Pedaggi autostradali moto, FMI e ANCMA chiedono tariffe dedicate
In Italia le moto pagano in autostrada lo stesso pedaggio delle auto, un unicum nel panorama europeo che penalizza chi viaggia su due ruote. Per questo Federazione Motociclistica Italiana e Confindustria ANCMA hanno aperto un confronto con l’Autorità di Regolazione dei Trasporti per chiedere una tariffa specifica per i veicoli a due ruote a motore.
Il nodo dei pedaggi per le moto in Italia
Nel nostro Paese il sistema di pedaggio non distingue in modo sostanziale tra motocicli e autovetture, con il risultato che un motociclista si trova a pagare importi analoghi a quelli di chi guida un SUV, nonostante l’evidente differenza in termini di dimensioni, peso e impatto sull’infrastruttura. Si tratta di una situazione anomala nel contesto europeo, dove, laddove le autostrade sono a pagamento, le tariffe per le moto sono generalmente inferiori e spesso sensibilmente ridotte rispetto a quelle applicate in Italia.
Questa equiparazione di fatto non tiene conto delle caratteristiche specifiche dei mezzi a due ruote: occupano meno spazio, incidono meno sul consumo del manto stradale e, soprattutto nei centri urbani e nelle aree a traffico intenso, contribuiscono a ridurre congestione e tempi di percorrenza. Nonostante ciò, il quadro tariffario nazionale continua a trattare motocicli e auto alla stessa stregua.

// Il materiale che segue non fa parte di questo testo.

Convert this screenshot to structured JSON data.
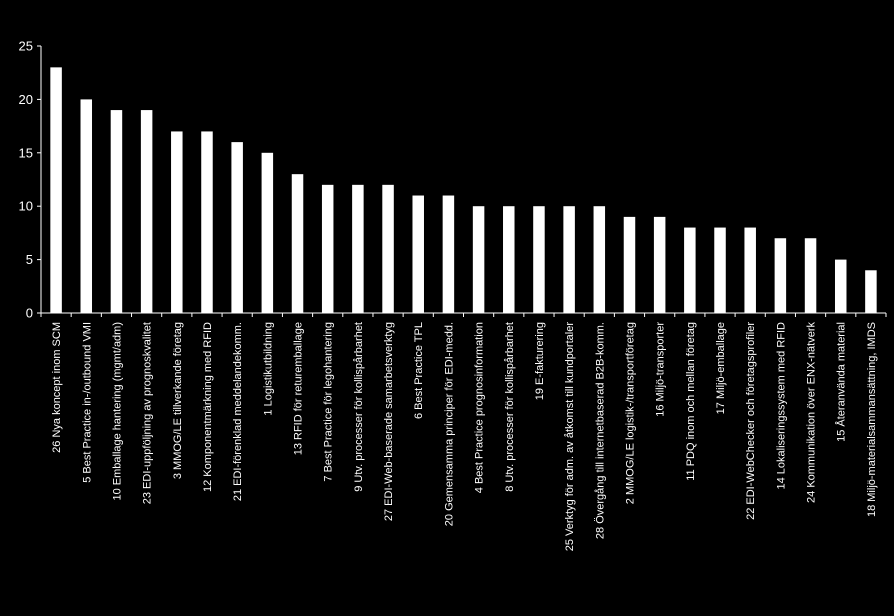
{
  "chart_data": {
    "type": "bar",
    "title": "",
    "xlabel": "",
    "ylabel": "",
    "ylim": [
      0,
      25
    ],
    "yticks": [
      0,
      5,
      10,
      15,
      20,
      25
    ],
    "grid": false,
    "legend": "none",
    "colors": {
      "background": "#000000",
      "bar": "#ffffff",
      "axis": "#ffffff",
      "text": "#ffffff"
    },
    "categories": [
      "26 Nya koncept inom SCM",
      "5 Best Practice in-/outbound VMI",
      "10 Emballage hantering (mgmt/adm)",
      "23 EDI-uppföljning av prognoskvalitet",
      "3 MMOG/LE tillverkande företag",
      "12 Komponentmärkning med RFID",
      "21 EDI-förenklad meddelandekomm.",
      "1 Logistikutbildning",
      "13 RFID för returemballage",
      "7 Best Practice för legohantering",
      "9 Utv. processer för kollispårbarhet",
      "27 EDI-Web-baserade samarbetsverktyg",
      "6 Best Practice TPL",
      "20 Gemensamma principer för EDI-medd.",
      "4 Best Practice prognosinformation",
      "8 Utv. processer för kollispårbarhet",
      "19 E-fakturering",
      "25 Verktyg för adm. av åtkomst till kundportaler",
      "28 Övergång till internetbaserad B2B-komm.",
      "2 MMOG/LE logistik-/transportföretag",
      "16 Miljö-transporter",
      "11 PDQ inom och mellan företag",
      "17 Miljö-emballage",
      "22 EDI-WebChecker och företagsprofiler",
      "14 Lokaliseringssystem med RFID",
      "24 Kommunikation över ENX-nätverk",
      "15 Återanvända material",
      "18 Miljö-materialsammansättning, IMDS"
    ],
    "values": [
      23,
      20,
      19,
      19,
      17,
      17,
      16,
      15,
      13,
      12,
      12,
      12,
      11,
      11,
      10,
      10,
      10,
      10,
      10,
      9,
      9,
      8,
      8,
      8,
      7,
      7,
      5,
      4
    ]
  }
}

Il confronto con l’Autorità di Regolazione dei Trasporti
Per affrontare il problema, FMI e ANCMA hanno incontrato a Torino il presidente dell’Autorità di Regolazione dei Trasporti, Andrea Camanzi. L’obiettivo era esporre le criticità dell’attuale sistema di pedaggi e sollecitare l’avvio di un percorso istituzionale con i soggetti interessati, a partire dai concessionari autostradali e dal Ministero delle Infrastrutture e dei Trasporti, che in Italia è il soggetto concedente.

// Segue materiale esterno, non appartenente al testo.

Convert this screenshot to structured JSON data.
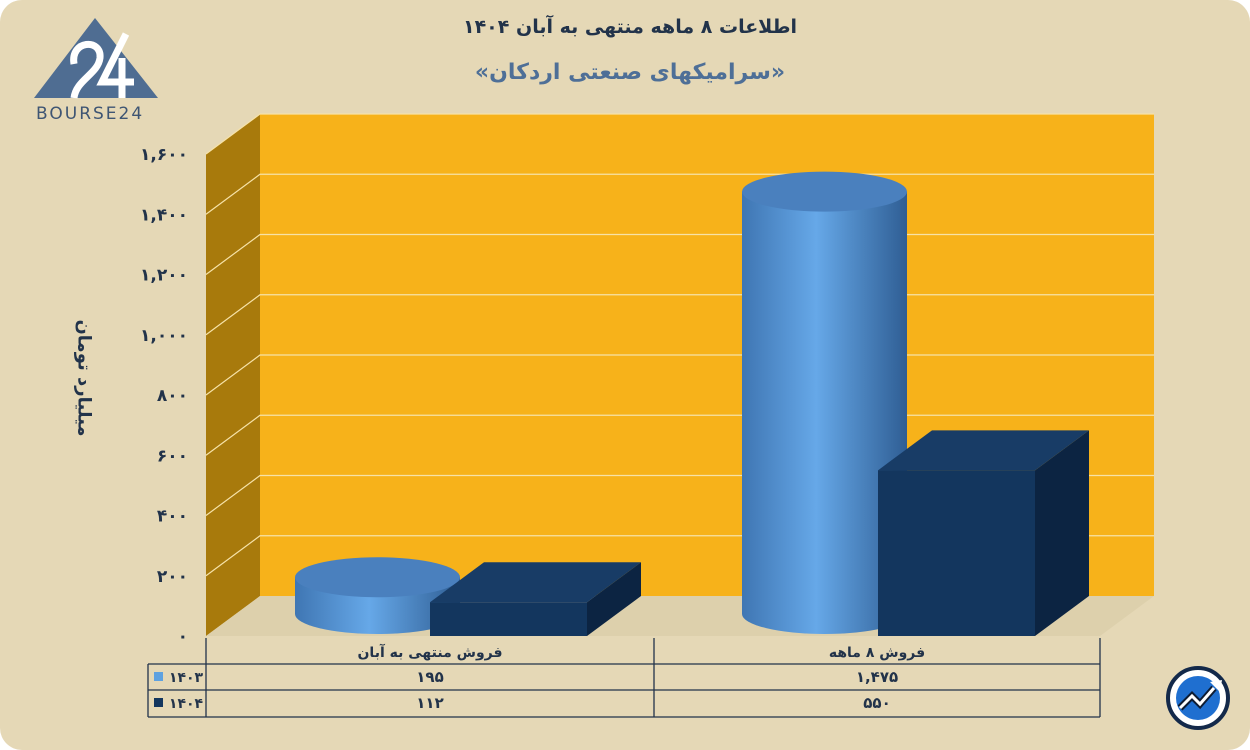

Le associazioni hanno chiesto all’Autorità di verificare se esistano le condizioni per introdurre una tariffazione autonoma per i veicoli a due ruote a motore. Alla base della richiesta c’è il riconoscimento del diverso impatto delle moto rispetto alle auto, non solo in termini ambientali, ma anche di utilizzo della rete viaria e di contributo alla fluidità del traffico.
L’Autorità, ascoltate le argomentazioni presentate, ha manifestato disponibilità ad approfondire il tema attraverso gli strumenti e i procedimenti previsti dal proprio mandato regolatorio. Per il fronte delle due ruote si tratta di un primo passo importante verso una possibile revisione dei criteri con cui vengono calcolati i pedaggi.
Perché una tariffa moto può fare la differenza
Secondo FMI e ANCMA, una tariffa autostradale dedicata alle moto avrebbe ricadute positive su più livelli. Innanzitutto favorirebbe l’utilizzo delle autostrade da parte dei motociclisti, considerato che questa tipologia di infrastruttura offre, in generale, standard di sicurezza più elevati rispetto alla viabilità ordinaria, con carreggiate più ampie, traffico più disciplinato e meno interferenze con incroci e ostacoli improvvisi.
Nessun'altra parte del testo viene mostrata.